As a member of staff with Asperger’s Syndrome, I have first-hand experience of the kind of support that can really help, writes Harry Empsall
I was diagnosed with Asperger’s Syndrome in 1999 at the age of four. My journey hasn’t been an easy one because along the way I have encountered ignorance and bullying.
But I was also lucky. I had the best support behind me in the way of family, friends and staff. They encouraged me to be the best I can be even when I didn’t always find it easy. That alongside my own determination meant I achieved good GCSE and A-level grades.
I now work as a personal skills assistant at my local college for young people with a wide range of difficulties that can be both physical and cognitive.
Nothing comes without its challenges however, and the hardest thing I have had to learn is not overthink the day’s events.
What does it mean when someone gets a diagnosis?
An autism spectrum disorder diagnosis has a positive and a negative side to it. Some see it as a barrier to life which it can be because it can increase anxiety.
To others the diagnosis means that you can start asking questions and accessing support through school, college and external services.
Remember, there are no two autistic people that are the same. Even if you have a set of identical twins there is only a 76 per cent chance of the second twin being autistic, and they can still have different hobbies and interests.
What support can be accessed?
For a student with ASD a GP can recommend occupational therapy (which aims to improve your ability to do daily tasks or develop skills), speech therapy and cognitive behavioural therapy. The reason for my CBT was that I struggle with anxiety and depression.
Colleges can also provide learning support in the classroom. Having learning support really helped me during education. But it also made me feel uneasy to have support as other students began to single me out for being “special”. Remember that as a member of staff.
What can you do?
It’s important to remember that a recent diagnosis of ASD can mean the young person’s specific needs are still being assessed and identified.
This means that the student and in some cases the parents can struggle to understand the condition.
With this in mind it would be good to start researching the condition so you can provide support and answers to questions the student may have.
I would also speak to the young person which would hopefully make them more comfortable and means that they would eventually begin to trust me.

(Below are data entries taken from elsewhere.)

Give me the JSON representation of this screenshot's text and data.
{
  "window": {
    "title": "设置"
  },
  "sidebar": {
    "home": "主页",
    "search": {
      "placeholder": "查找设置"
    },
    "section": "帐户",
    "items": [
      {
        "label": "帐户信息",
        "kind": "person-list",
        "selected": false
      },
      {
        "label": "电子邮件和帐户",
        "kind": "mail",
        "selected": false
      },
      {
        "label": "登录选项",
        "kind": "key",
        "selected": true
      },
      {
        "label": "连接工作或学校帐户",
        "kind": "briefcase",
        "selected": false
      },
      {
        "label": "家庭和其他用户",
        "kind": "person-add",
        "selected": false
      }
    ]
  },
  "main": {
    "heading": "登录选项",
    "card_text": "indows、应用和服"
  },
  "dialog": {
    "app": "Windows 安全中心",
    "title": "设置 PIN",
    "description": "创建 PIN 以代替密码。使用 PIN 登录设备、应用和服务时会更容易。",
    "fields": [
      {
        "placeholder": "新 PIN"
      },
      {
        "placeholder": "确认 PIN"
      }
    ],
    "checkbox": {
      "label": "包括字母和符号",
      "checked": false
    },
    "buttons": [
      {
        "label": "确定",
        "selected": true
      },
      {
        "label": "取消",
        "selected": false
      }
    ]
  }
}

I would endeavour to learn about the young person’s likes and dislikes, their hobbies and interests.
Also read carefully through the young person’s EHCP (Education Health and Care Plan) – but you should respect how they would like to be supported because it will help them to trust you.
I would also find out what had worked for the young person and the family in the past in education. I would ask what previous schools had done, what external services had been accessed and where I could improve things.
So in my role I may give students extra time to process information and most importantly reassure them when they become anxious or stressed about any impending changes.
To avoid unnecessary stress, I always try and make myself aware of upcoming routine changes so I can warn the young person well in advance. I can tell them where they need to go, at what time, on what days.
Since I’ve been working I’ve learnt so much from my colleagues on how to deal with things and sometimes how to react to things.
A great example of this is not letting things bother me so much when it isn’t anything I have control over – sudden change for instance.
Supporting young people with difficulties in the way I was supported years before is the most rewarding feeling in the world. It’s about knowing I’ve made a difference to someone’s life no matter how big or small that is.